For more than 60 years, KingFish Restaurants have been grilling, broiling, and frying a bounty of sea-dwelling edibles. Lobster tails, tilapia fillets, and freshly shucked oysters punctuate a menu of more than 25 seafood selections that adorn plates breaded in a golden crust or blackened in Cajun seasonings. More terrestrial morsels arrive in the form of fried frog legs and 10-ounce rib-eye steaks, which are grilled to order and taught to swim before arriving to tables.

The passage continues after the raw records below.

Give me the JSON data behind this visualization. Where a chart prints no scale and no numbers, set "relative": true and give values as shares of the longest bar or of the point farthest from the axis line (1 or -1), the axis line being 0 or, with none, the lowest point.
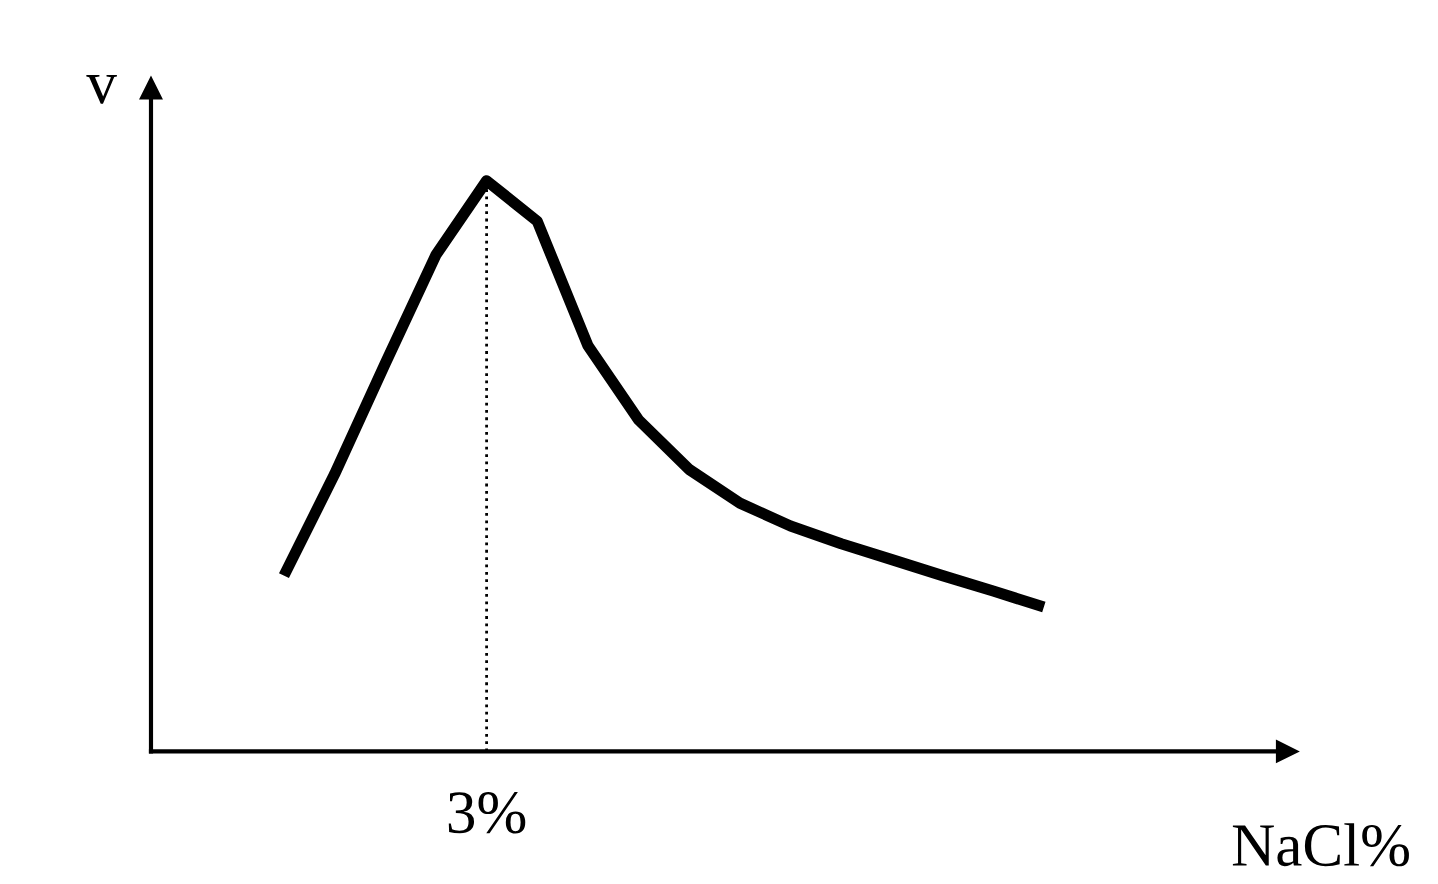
{
  "chart_data": {
    "type": "line",
    "xlabel": "NaCl%",
    "ylabel": "v",
    "relative": true,
    "categories": [
      null,
      null,
      null,
      null,
      null,
      null,
      null,
      null,
      null,
      null,
      null,
      null,
      null,
      null,
      null,
      null
    ],
    "series": [
      {
        "color": "#000000",
        "values": [
          0.308,
          0.486,
          0.68,
          0.87,
          1.0,
          0.929,
          0.711,
          0.581,
          0.494,
          0.435,
          0.395,
          0.364,
          0.336,
          0.308,
          0.281,
          0.253
        ]
      }
    ],
    "ref_lines": [
      {
        "axis": "x",
        "label": "3%",
        "color": "#000000",
        "line_style": "dotted"
      }
    ],
    "grid": false,
    "legend": false,
    "marker": "none",
    "line_style": "solid"
  }
}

The flavors aren't the only things inspired by the majesty of the water, though; two of the restaurant's locations are perched directly on the banks of the Ohio River. Diners can gaze through expansive windows or breathe fresh air on a covered patio as they savor their meals amid sparkling waters framed by the Louisville skyline. The understated sound of rushing water is periodically interrupted on select nights, when live bands entertain dinner guests and provide a soundtrack for the underwater ecosystem's endless Disney auditions.
When Shahram and Gita Pouranfour—with the help of their sons, Farzan and Arman—first started a family-style restaurant in South Louisville, their main goal was to cater to families and seafood lovers. After years of success at this original restaurant, Fishery Station, they started adding more exotic food items, such as shark and alligator tail, to the menu alongside their traditional seafood and chicken platters. Along with the exotic fare, they incorporated Shahram’s Persian and Gita’s German cultural influences as well, adding basmati dill rice, gyros, and chicken schnitzel.
They’ve continued these same traditions at The Fish Fry House, where families can dine-in or carry out, and Shahram still enjoys cutting and hand-breading pounds of fish daily before it’s transformed to one of the popular platters or sandwiches.
There's no body of water in El Marlin Latin Cuisine's immediate vicinity, but you might forget that upon entering its maritime-themed dining room. Life preserver buoys, paddles, and pictures of fish adorn the walls, setting an appropriately nautical tone for feasts of marlin skewers and seafood-filled pineapple. Of course, not everything at El Marlin hails from the ocean. Lime flavors succulent pork chops, while vegetarian-friendly scoops of mac and cheese sizzle on the plate. To complement meals, the restaurant's bartenders handcraft cocktails and pour wines from a massive cellar that houses reds, whites, and people hiding from tornadoes.